A operação apura fraudes envolvendo o Banco Master, integrantes do PT da Bahia, o ex-banqueiro Daniel Vorcaro e a possível participação de agentes políticos no esquema. Até a publicação desta reportagem, Jaques Wagner não havia se manifestado. O espaço permanece aberto para posicionamento.
Além de endereços ligados ao senador, os investigadores cumprem mandados em empresas e residências do empresário Augusto Lima, na Bahia, em São Paulo e em Brasília.
Ex-sócio de Vorcaro, Lima é apontado pela PF como responsável pela implementação, durante a gestão de Wagner no governo da Bahia, de um sistema de crédito consignado para servidores públicos que posteriormente teria sido incorporado ao Banco Master.
Segundo os investigadores, o Credcesta se tornou um dos principais ativos financeiros da instituição.
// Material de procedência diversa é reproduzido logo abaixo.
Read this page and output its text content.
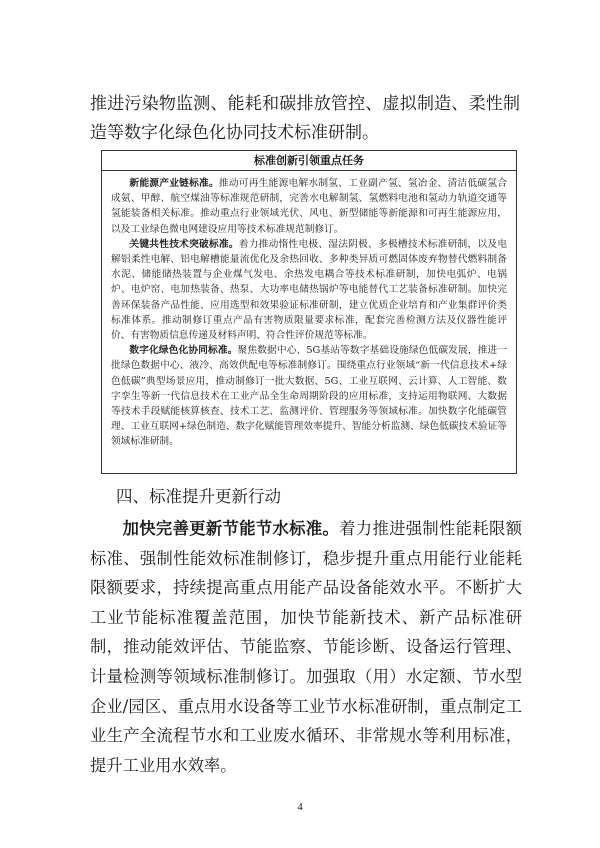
推进污染物监测、能耗和碳排放管控、虚拟制造、柔性制造等数字化绿色化协同技术标准研制。

标准创新引领重点任务

新能源产业链标准。推动可再生能源电解水制氢、工业副产氢、氢冶金、清洁低碳氢合成氨、甲醇、航空煤油等标准规范研制，完善水电解制氢、氢燃料电池和氢动力轨道交通等氢能装备相关标准。推动重点行业领域光伏、风电、新型储能等新能源和可再生能源应用，以及工业绿色微电网建设应用等技术标准规范制修订。

关键共性技术突破标准。着力推动惰性电极、湿法阴极、多极槽技术标准研制，以及电解铝柔性电解、铝电解槽能量流优化及余热回收、多种类异质可燃固体废弃物替代燃料制备水泥、储能储热装置与企业煤气发电、余热发电耦合等技术标准研制，加快电弧炉、电锅炉、电炉窑、电加热装备、热泵、大功率电储热锅炉等电能替代工艺装备标准研制。加快完善环保装备产品性能、应用选型和效果验证标准研制，建立优质企业培育和产业集群评价类标准体系。推动制修订重点产品有害物质限量要求标准，配套完善检测方法及仪器性能评价、有害物质信息传递及材料声明、符合性评价规范等标准。

数字化绿色化协同标准。聚焦数据中心、5G基站等数字基础设施绿色低碳发展，推进一批绿色数据中心、液冷、高效供配电等标准制修订。围绕重点行业领域“新一代信息技术+绿色低碳”典型场景应用，推动制修订一批大数据、5G、工业互联网、云计算、人工智能、数字孪生等新一代信息技术在工业产品全生命周期阶段的应用标准，支持运用物联网、大数据等技术手段赋能核算核查、技术工艺、监测评价、管理服务等领域标准。加快数字化能碳管理、工业互联网+绿色制造、数字化赋能管理效率提升、智能分析监测、绿色低碳技术验证等领域标准研制。

四、标准提升更新行动

加快完善更新节能节水标准。着力推进强制性能耗限额标准、强制性能效标准制修订，稳步提升重点用能行业能耗限额要求，持续提高重点用能产品设备能效水平。不断扩大工业节能标准覆盖范围，加快节能新技术、新产品标准研制，推动能效评估、节能监察、节能诊断、设备运行管理、计量检测等领域标准制修订。加强取（用）水定额、节水型企业/园区、重点用水设备等工业节水标准研制，重点制定工业生产全流程节水和工业废水循环、非常规水等利用标准，提升工业用水效率。

4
A defesa de Augusto Lima também não havia se manifestado até a publicação desta reportagem.
Ao todo, estão sendo cumpridos 18 mandados de busca e apreensão autorizados pelo ministro André Mendonça, do Supremo Tribunal Federal (STF).
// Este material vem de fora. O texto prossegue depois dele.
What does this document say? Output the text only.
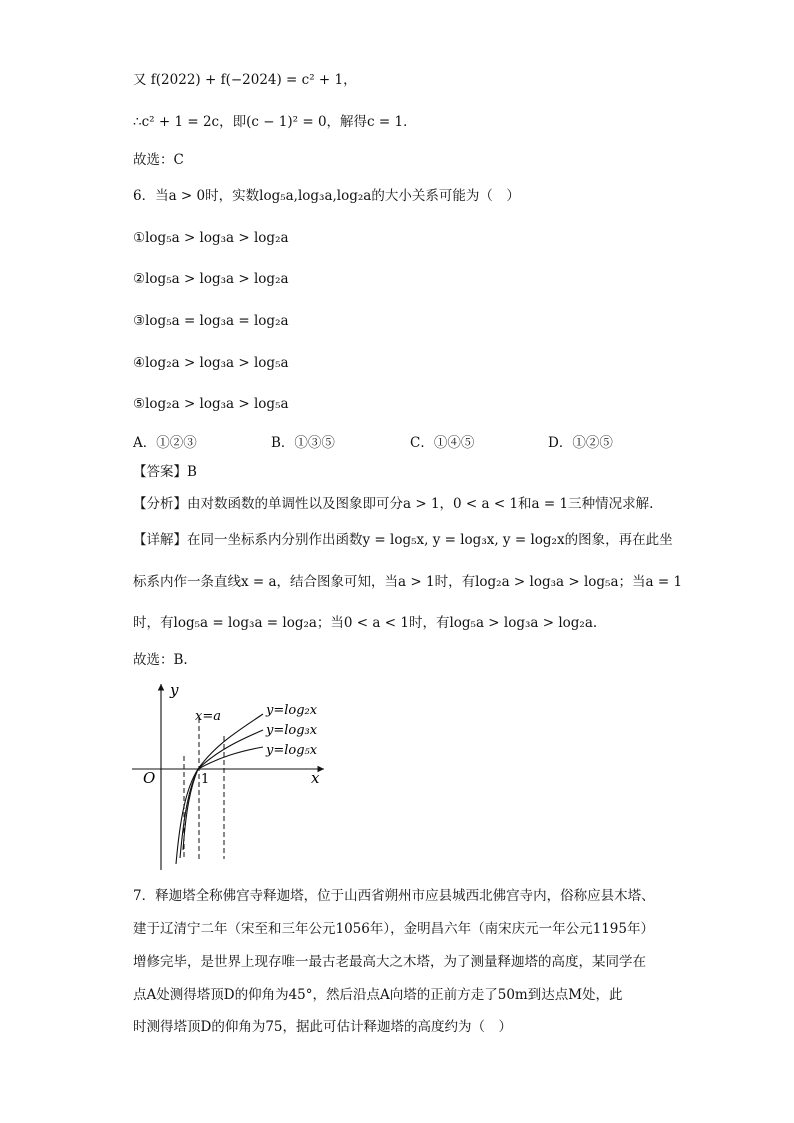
又 f(2022) + f(−2024) = c² + 1，
∴c² + 1 = 2c，即(c − 1)² = 0，解得c = 1．
故选：C
6．当a > 0时，实数log₅a,log₃a,log₂a的大小关系可能为（　）
①log₅a > log₃a > log₂a
②log₅a > log₃a > log₂a
③log₅a = log₃a = log₂a
④log₂a > log₃a > log₅a
⑤log₂a > log₃a > log₅a
A．①②③	B．①③⑤	C．①④⑤	D．①②⑤
【答案】B
【分析】由对数函数的单调性以及图象即可分a > 1，0 < a < 1和a = 1三种情况求解.
【详解】在同一坐标系内分别作出函数y = log₅x, y = log₃x, y = log₂x的图象，再在此坐
标系内作一条直线x = a，结合图象可知，当a > 1时，有log₂a > log₃a > log₅a；当a = 1
时，有log₅a = log₃a = log₂a；当0 < a < 1时，有log₅a > log₃a > log₂a.
故选：B.
y
x
O	1
x=a	y=log₂x
y=log₃x
y=log₅x
7．释迦塔全称佛宫寺释迦塔，位于山西省朔州市应县城西北佛宫寺内，俗称应县木塔、
建于辽清宁二年（宋至和三年公元1056年），金明昌六年（南宋庆元一年公元1195年）
增修完毕，是世界上现存唯一最古老最高大之木塔，为了测量释迦塔的高度，某同学在
点A处测得塔顶D的仰角为45°，然后沿点A向塔的正前方走了50m到达点M处，此
时测得塔顶D的仰角为75，据此可估计释迦塔的高度约为（　）
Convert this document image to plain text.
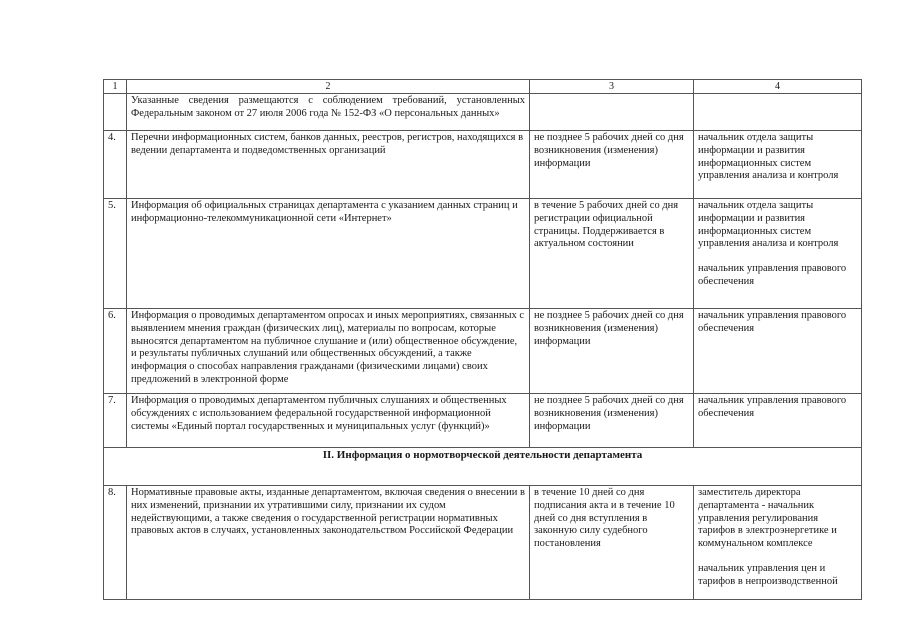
1	2	3	4
	Указанные сведения размещаются с соблюдением требований, установленных Федеральным законом от 27 июля 2006 года № 152-ФЗ «О персональных данных»		
4.	Перечни информационных систем, банков данных, реестров, регистров, находящихся в ведении департамента и подведомственных организаций	не позднее 5 рабочих дней со дня возникновения (изменения) информации	начальник отдела защиты информации и развития информационных систем управления анализа и контроля
5.	Информация об официальных страницах департамента с указанием данных страниц и информационно-телекоммуникационной сети «Интернет»	в течение 5 рабочих дней со дня регистрации официальной страницы. Поддерживается в актуальном состоянии	начальник отдела защиты информации и развития информационных систем управления анализа и контроля
начальник управления правового обеспечения

6.	Информация о проводимых департаментом опросах и иных мероприятиях, связанных с выявлением мнения граждан (физических лиц), материалы по вопросам, которые выносятся департаментом на публичное слушание и (или) общественное обсуждение, и результаты публичных слушаний или общественных обсуждений, а также информация о способах направления гражданами (физическими лицами) своих предложений в электронной форме	не позднее 5 рабочих дней со дня возникновения (изменения) информации	начальник управления правового обеспечения
7.	Информация о проводимых департаментом публичных слушаниях и общественных обсуждениях с использованием федеральной государственной информационной системы «Единый портал государственных и муниципальных услуг (функций)»	не позднее 5 рабочих дней со дня возникновения (изменения) информации	начальник управления правового обеспечения
II. Информация о нормотворческой деятельности департамента			
8.	Нормативные правовые акты, изданные департаментом, включая сведения о внесении в них изменений, признании их утратившими силу, признании их судом недействующими, а также сведения о государственной регистрации нормативных правовых актов в случаях, установленных законодательством Российской Федерации	в течение 10 дней со дня подписания акта и в течение 10 дней со дня вступления в законную силу судебного постановления	заместитель директора департамента - начальник управления регулирования тарифов в электроэнергетике и коммунальном комплексе
начальник управления цен и тарифов в непроизводственной
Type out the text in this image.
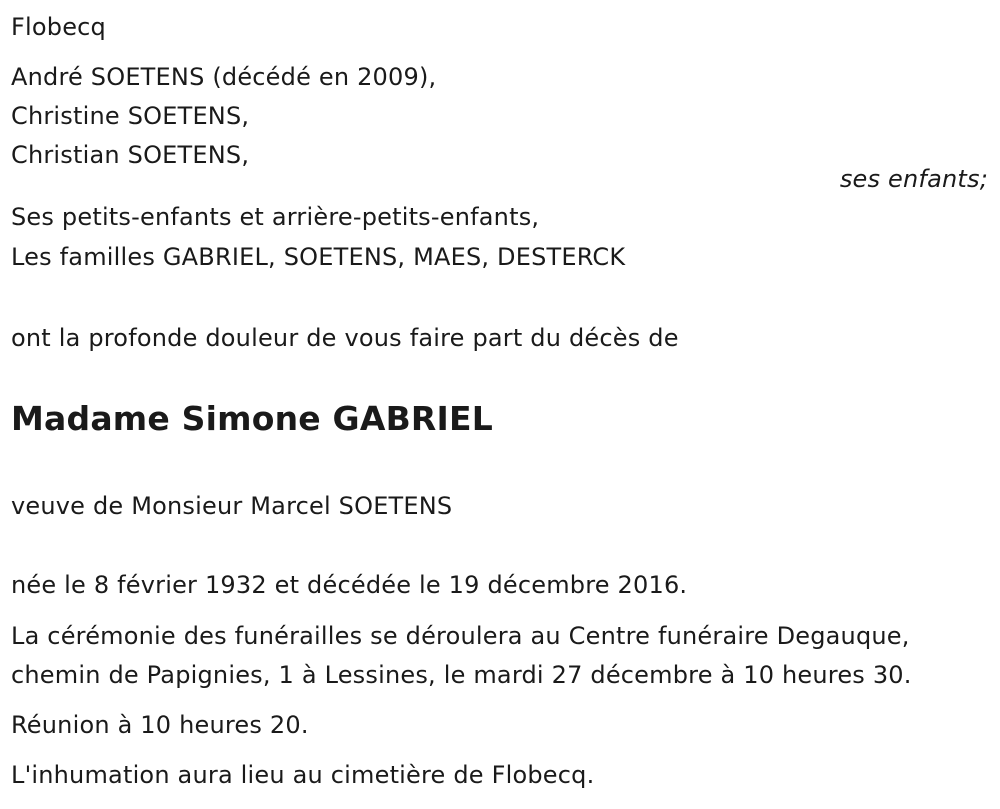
Flobecq
André SOETENS (décédé en 2009),
Christine SOETENS,
Christian SOETENS,
ses enfants;
Ses petits-enfants et arrière-petits-enfants,
Les familles GABRIEL, SOETENS, MAES, DESTERCK
ont la profonde douleur de vous faire part du décès de
Madame Simone GABRIEL
veuve de Monsieur Marcel SOETENS
née le 8 février 1932 et décédée le 19 décembre 2016.
La cérémonie des funérailles se déroulera au Centre funéraire Degauque,
chemin de Papignies, 1 à Lessines, le mardi 27 décembre à 10 heures 30.
Réunion à 10 heures 20.
L'inhumation aura lieu au cimetière de Flobecq.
A decisão judicial também prevê medidas cautelares, entre elas a proibição de contato entre os investigados, a suspensão de passaportes e o monitoramento eletrônico.
Operação avança sobre aliados de Lula
Esta é a primeira fase da Operação Compliance Zero que alcança políticos alinhados ao presidente Luiz Inácio Lula da Silva (PT).
Augusto Lima chegou a ser preso na primeira fase da investigação, deflagrada em novembro do ano passado, mas foi posteriormente solto por decisão do Tribunal Regional Federal da 1ª Região (TRF-1). Nas etapas seguintes da operação, ele não havia sido alvo de novas medidas.
A PF suspeita ainda que o empresário tenha participado de uma operação fraudulenta relacionada à venda do Banco Master ao Banco Regional de Brasília (BRB).
Considerado influente no meio empresarial baiano, Lima mantém interlocução com políticos tanto da base governista quanto da oposição, segundo a investigação.
Em fases anteriores, a PF também realizou diligências envolvendo o senador Ciro Nogueira (PP-PI), ex-ministro da Casa Civil do governo Jair Bolsonaro.